Last night I went to the launch of The Young Foundation. Short speeches from contributors to Porcupines in Winter included Richard Sennett on the importance of Michael Young's work on simply listening to ordinary people's understanding of their own lives, and Kate Gavron (co-author of The New East End, forthcoming) on the stories by which the old white working class live and the enduring importance for them - still - of the [Second World] War and the perceived golden age of the 1950s.
Philip Dodd, by contrast, warned against romanticising the idea of community (Dodd is a native of Grimethorpe, foverever associated in cliche with brassbands and mining). The very word was often used with a disciplinarian intent, or at least the wish of it, and idea that there were once happy communities could become endlessly regressive, he said. One should go back to Thomas Hardy's Return of the Native: "given a choice the poor will chose luxury over culture".

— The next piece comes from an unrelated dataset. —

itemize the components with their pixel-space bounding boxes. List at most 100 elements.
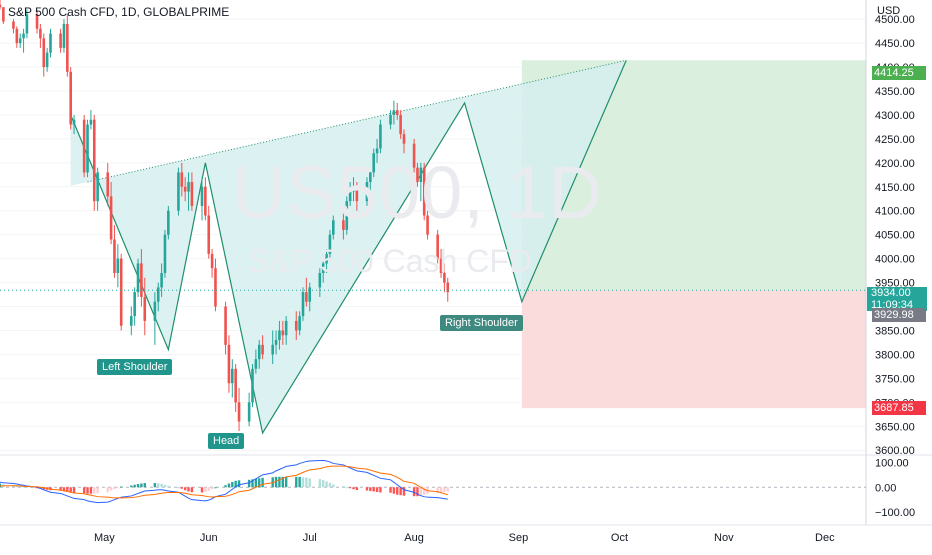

For all that, Alessandra Buonfino and Geoff Mulgan's essay, extracted in today's Guardian, still makes persuasive reading. For example," the austere solidarity of the war years - a time when, perhaps more than ever before or since, much of the population [in Britain] had felt useful, respected and engaged in a common project" cannot - as the authors say - be recaptured but it should be taken into account when facing the multiple future challenges of future "Britishness" (or "brutishness" as a mischievous letter pointed out was the spellcheck version of Gordon Brown's concept). The point is reinforced for me by the contrast with my girlfriend's home country of Spain, where the national narrative is so different.
I admire Geoff Mulgan's past work and trajectory (see for example here and here) and it looks like he has a great team. It was good, for example, to see at the launch two people I've worked with at different times and who hadn't previously met coming together for what could prove to be some really useful future work.